The molecular mechanisms underlying the interdependence between intracellular trafficking and epithelial cell polarity are poorly understood. Here we show that inactivation of class III phosphatidylinositol-3-OH kinase (CIII-PI3K), which produces phosphatidylinositol-3-phosphate (PtdIns3P) on endosomes, disrupts epithelial organization. This is caused by dysregulation of endosomally localized Liver Kinase B1 (LKB1, also known as STK11), which shows delocalized and increased activity accompanied by dysplasia-like growth and invasive behaviour of cells provoked by JNK pathway activation.
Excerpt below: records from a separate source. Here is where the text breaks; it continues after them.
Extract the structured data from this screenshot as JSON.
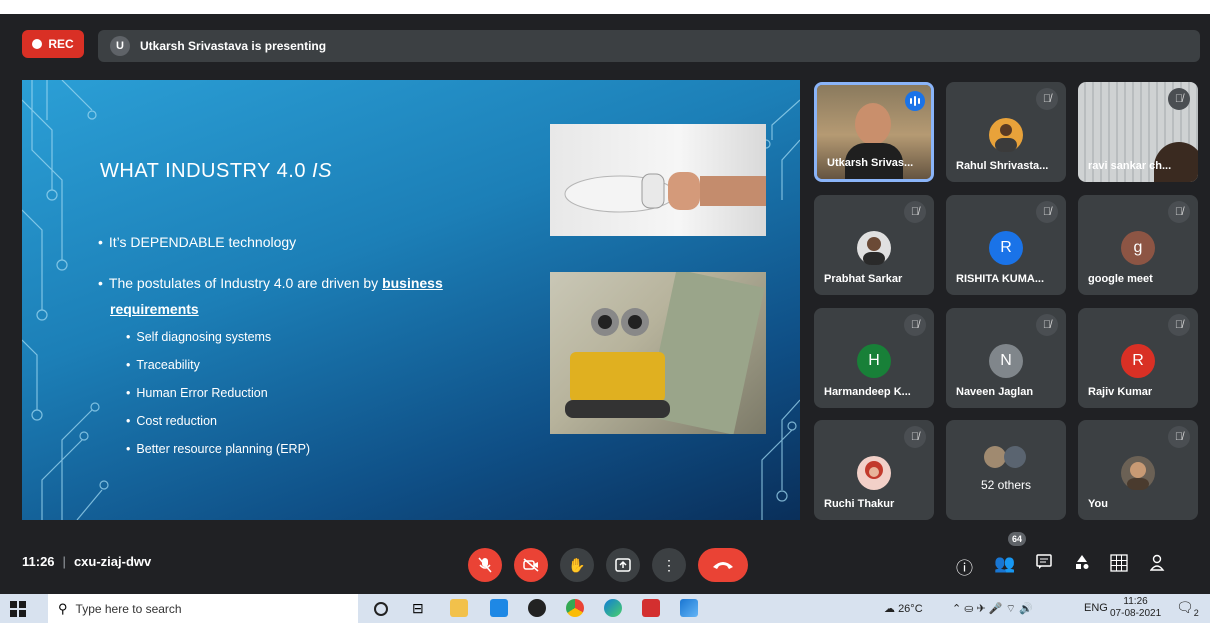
{
  "meeting": {
    "rec_label": "REC",
    "presenter_initial": "U",
    "presenting_text": "Utkarsh Srivastava is presenting",
    "time": "11:26",
    "code": "cxu-ziaj-dwv",
    "participant_count": "64"
  },
  "slide": {
    "title_main": "WHAT INDUSTRY 4.0 ",
    "title_italic": "IS",
    "bullet1": "It’s DEPENDABLE technology",
    "bullet2_prefix": "The postulates of Industry 4.0 are driven by ",
    "bullet2_link_a": "business",
    "bullet2_link_b": "requirements",
    "subs": [
      "Self diagnosing systems",
      "Traceability",
      "Human Error Reduction",
      "Cost reduction",
      "Better resource planning (ERP)"
    ]
  },
  "participants": [
    {
      "name": "Utkarsh Srivas...",
      "type": "video",
      "speaking": true
    },
    {
      "name": "Rahul Shrivasta...",
      "type": "photo",
      "muted": true
    },
    {
      "name": "ravi sankar ch...",
      "type": "video",
      "muted": true
    },
    {
      "name": "Prabhat Sarkar",
      "type": "photo",
      "muted": true
    },
    {
      "name": "RISHITA KUMA...",
      "initial": "R",
      "color": "#1a73e8",
      "muted": true
    },
    {
      "name": "google meet",
      "initial": "g",
      "color": "#8d5544",
      "muted": true
    },
    {
      "name": "Harmandeep K...",
      "initial": "H",
      "color": "#188038",
      "muted": true
    },
    {
      "name": "Naveen Jaglan",
      "initial": "N",
      "color": "#80868b",
      "muted": true
    },
    {
      "name": "Rajiv Kumar",
      "initial": "R",
      "color": "#d93025",
      "muted": true
    },
    {
      "name": "Ruchi Thakur",
      "type": "photo",
      "muted": true
    },
    {
      "name": "52 others",
      "type": "group"
    },
    {
      "name": "You",
      "type": "photo",
      "muted": true
    }
  ],
  "taskbar": {
    "search_placeholder": "Type here to search",
    "temperature": "26°C",
    "lang": "ENG",
    "time": "11:26",
    "date": "07-08-2021",
    "notif_count": "2"
  },
  "colors": {
    "accent": "#1a73e8",
    "danger": "#ea4335",
    "tile_bg": "#3c4043",
    "app_bg": "#202124"
  }
}
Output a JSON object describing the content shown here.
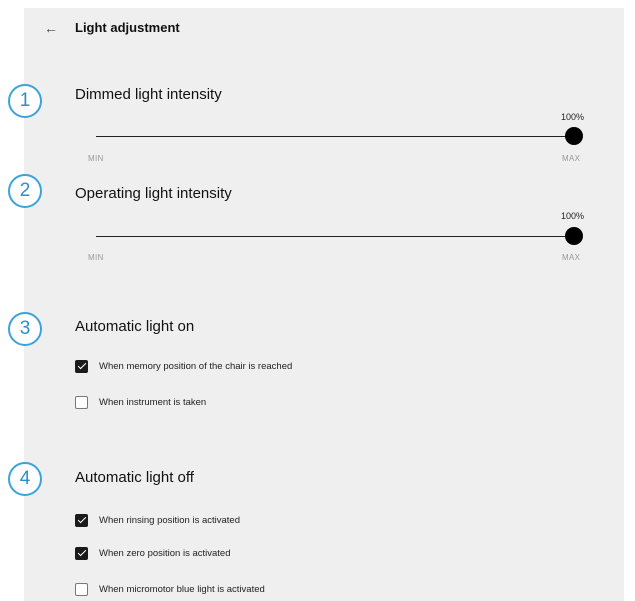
{
  "header": {
    "back_icon": "arrow-left-icon",
    "back_glyph": "←",
    "title": "Light adjustment"
  },
  "colors": {
    "accent": "#3ba3d8",
    "panel_bg": "#efefef",
    "checked": "#1a1a1a"
  },
  "sections": [
    {
      "number": "1",
      "title": "Dimmed light intensity",
      "slider": {
        "value_label": "100%",
        "value": 100,
        "min_label": "MIN",
        "max_label": "MAX"
      }
    },
    {
      "number": "2",
      "title": "Operating light intensity",
      "slider": {
        "value_label": "100%",
        "value": 100,
        "min_label": "MIN",
        "max_label": "MAX"
      }
    },
    {
      "number": "3",
      "title": "Automatic light on",
      "options": [
        {
          "label": "When memory position of the chair is reached",
          "checked": true
        },
        {
          "label": "When instrument is taken",
          "checked": false
        }
      ]
    },
    {
      "number": "4",
      "title": "Automatic light off",
      "options": [
        {
          "label": "When rinsing position is activated",
          "checked": true
        },
        {
          "label": "When zero position is activated",
          "checked": true
        },
        {
          "label": "When micromotor blue light is activated",
          "checked": false
        }
      ]
    }
  ]
}
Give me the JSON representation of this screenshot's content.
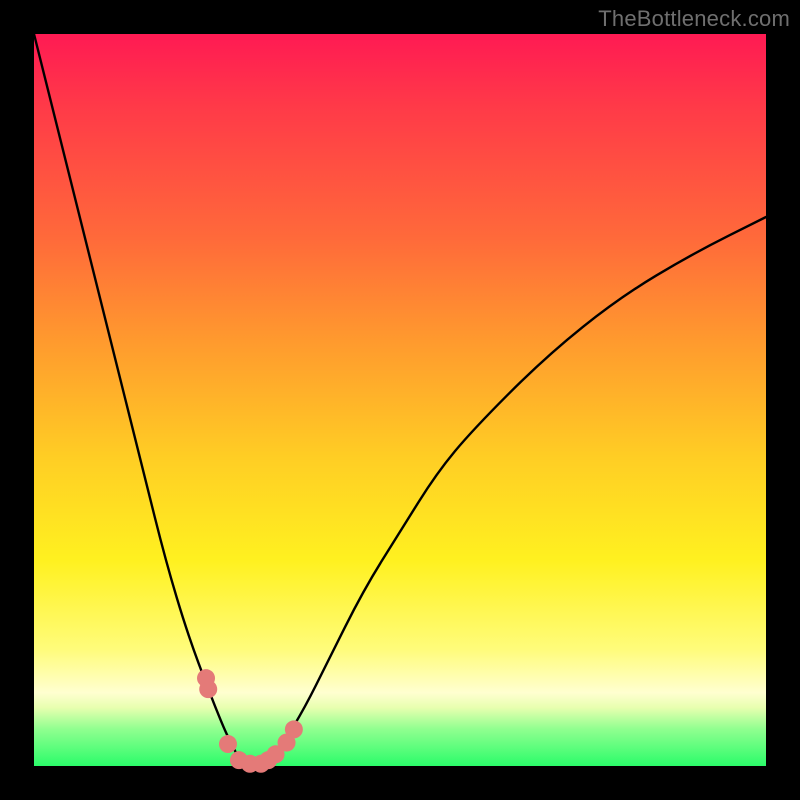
{
  "watermark": "TheBottleneck.com",
  "chart_data": {
    "type": "line",
    "title": "",
    "xlabel": "",
    "ylabel": "",
    "xlim": [
      0,
      100
    ],
    "ylim": [
      0,
      100
    ],
    "series": [
      {
        "name": "bottleneck-curve",
        "x": [
          0,
          5,
          10,
          15,
          18,
          21,
          24,
          26,
          27,
          28,
          29,
          30,
          31,
          32,
          34,
          37,
          40,
          45,
          50,
          55,
          60,
          70,
          80,
          90,
          100
        ],
        "values": [
          100,
          80,
          60,
          40,
          28,
          18,
          10,
          5,
          3,
          1,
          0,
          0,
          0,
          1,
          3,
          8,
          14,
          24,
          32,
          40,
          46,
          56,
          64,
          70,
          75
        ]
      }
    ],
    "markers": {
      "name": "highlight-dots",
      "x": [
        23.5,
        23.8,
        26.5,
        28.0,
        29.5,
        31.0,
        32.0,
        33.0,
        34.5,
        35.5
      ],
      "values": [
        12.0,
        10.5,
        3.0,
        0.8,
        0.3,
        0.3,
        0.8,
        1.6,
        3.2,
        5.0
      ]
    },
    "background_gradient": {
      "top": "#ff1a53",
      "mid": "#fff120",
      "bottom": "#2bfc6a"
    }
  }
}
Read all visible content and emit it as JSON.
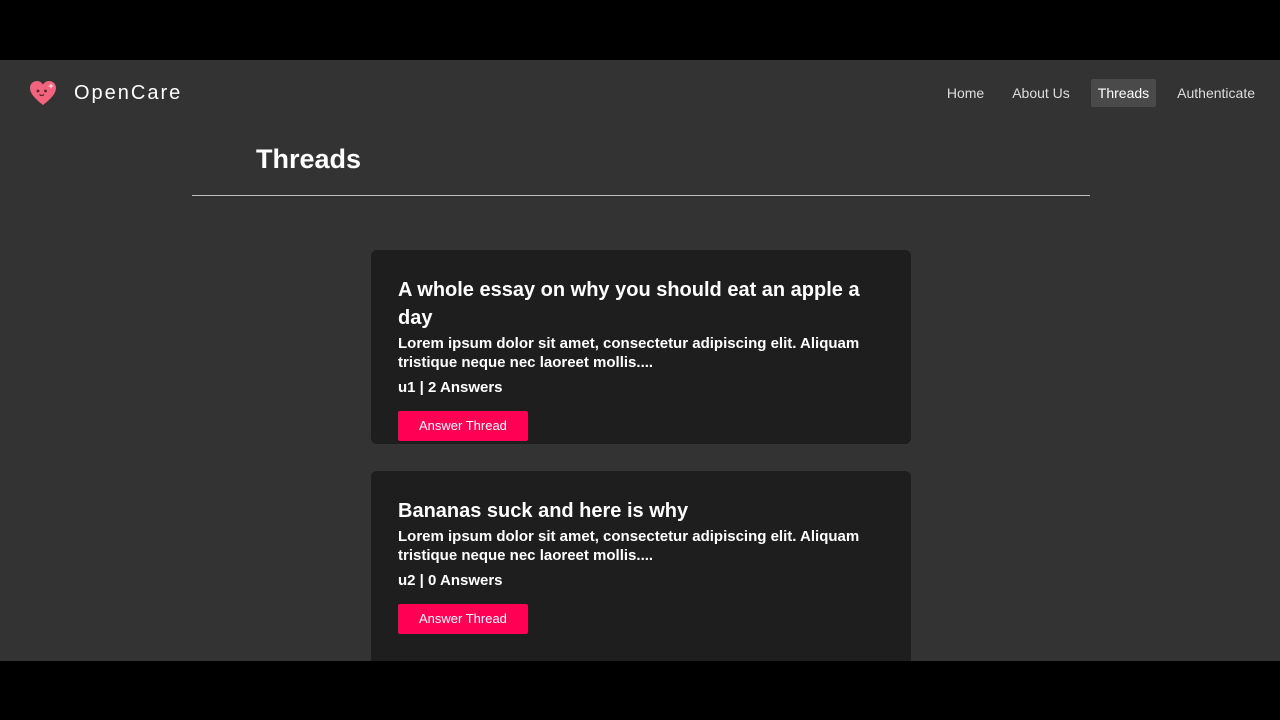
{
  "brand": {
    "name": "OpenCare",
    "logo_icon": "heart-sparkle-icon",
    "logo_color": "#f2647d"
  },
  "nav": {
    "items": [
      {
        "label": "Home",
        "active": false
      },
      {
        "label": "About Us",
        "active": false
      },
      {
        "label": "Threads",
        "active": true
      },
      {
        "label": "Authenticate",
        "active": false
      }
    ]
  },
  "page": {
    "title": "Threads"
  },
  "threads": [
    {
      "title": "A whole essay on why you should eat an apple a day",
      "excerpt": "Lorem ipsum dolor sit amet, consectetur adipiscing elit. Aliquam tristique neque nec laoreet mollis....",
      "meta": "u1 | 2 Answers",
      "button_label": "Answer Thread"
    },
    {
      "title": "Bananas suck and here is why",
      "excerpt": "Lorem ipsum dolor sit amet, consectetur adipiscing elit. Aliquam tristique neque nec laoreet mollis....",
      "meta": "u2 | 0 Answers",
      "button_label": "Answer Thread"
    }
  ],
  "colors": {
    "background": "#333333",
    "card": "#1e1e1e",
    "accent": "#ff0055",
    "nav_active": "#4a4a4a"
  }
}
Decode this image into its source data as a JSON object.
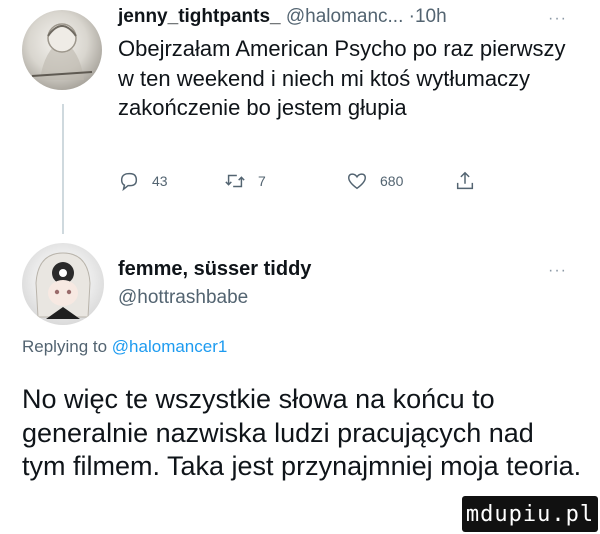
{
  "tweet1": {
    "author_name": "jenny_tightpants_",
    "handle": "@halomanc...",
    "separator": "·",
    "time": "10h",
    "more": "···",
    "text": "Obejrzałam American Psycho po raz pierwszy w ten weekend i niech mi ktoś wytłumaczy zakończenie bo jestem głupia",
    "actions": {
      "reply_icon": "speech-bubble-icon",
      "reply_count": "43",
      "retweet_icon": "retweet-icon",
      "retweet_count": "7",
      "like_icon": "heart-icon",
      "like_count": "680",
      "share_icon": "share-icon"
    }
  },
  "tweet2": {
    "author_name": "femme, süsser tiddy",
    "handle": "@hottrashbabe",
    "more": "···",
    "replying_prefix": "Replying to",
    "replying_to": "@halomancer1",
    "text": "No więc te wszystkie słowa na końcu to generalnie nazwiska ludzi pracujących nad tym filmem. Taka jest przynajmniej moja teoria."
  },
  "watermark": {
    "text": "mdupiu.pl"
  },
  "colors": {
    "text": "#0f1419",
    "secondary": "#536471",
    "link": "#1d9bf0",
    "thread_line": "#cfd9de"
  }
}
CIII-PI3K inactivation cooperates with Ras^V12 to promote tumour growth in vivo in an LKB1-dependent manner. Strikingly, co-depletion of LKB1 reverts these phenotypes and restores epithelial integrity. The endosomal, but not autophagic, function of CIII-PI3K controls polarity. We identify the CIII-PI3K effector, WD repeat and FYVE domain-containing 2 (WDFY2), as an LKB1 regulator in Drosophila tissues and human organoids. Thus, we define a CIII-PI3K-regulated endosomal signalling platform from which LKB1 directs epithelial polarity, the dysregulation of which endows LKB1 with tumour-promoting properties.

中文翻译：

---

III类磷脂酰肌醇-3-OH激酶通过内体LKB1调控来控制上皮的完整性。

对细胞内运输和上皮细胞极性之间相互依存的分子机制了解甚少。在这里，我们显示III类磷脂酰肌醇-3-OH激酶（CIII-PI3K）失活，这会在内体上产生磷脂酰肌醇-3-磷酸（PtdIns3P），破坏上皮组织。这是由于内体定位的肝脏激酶B1（LKB1，也称为STK11）失调引起的，该酶失活和活性增高，并伴有发育异常样生长和JNK途径激活引起的细胞侵袭行为。CIII-PI3K灭活与Ras ^V12合作以LKB1依赖性方式促进体内肿瘤生长。惊人的是，LKB1的共耗竭可恢复这些表型并恢复上皮的完整性。CIII-PI3K的内体功能而非自噬功能控制极性。我们确定CIII-PI3K效应子，WD重复和含FYVE域的2（WDFY2），作为果蝇组织和人类类器官中的LKB1调节剂。因此，我们定义了CIII-PI3K调控的内体信号传递平台，LKB1从该平台指导上皮极性，其失调赋予LKB1具有促肿瘤作用。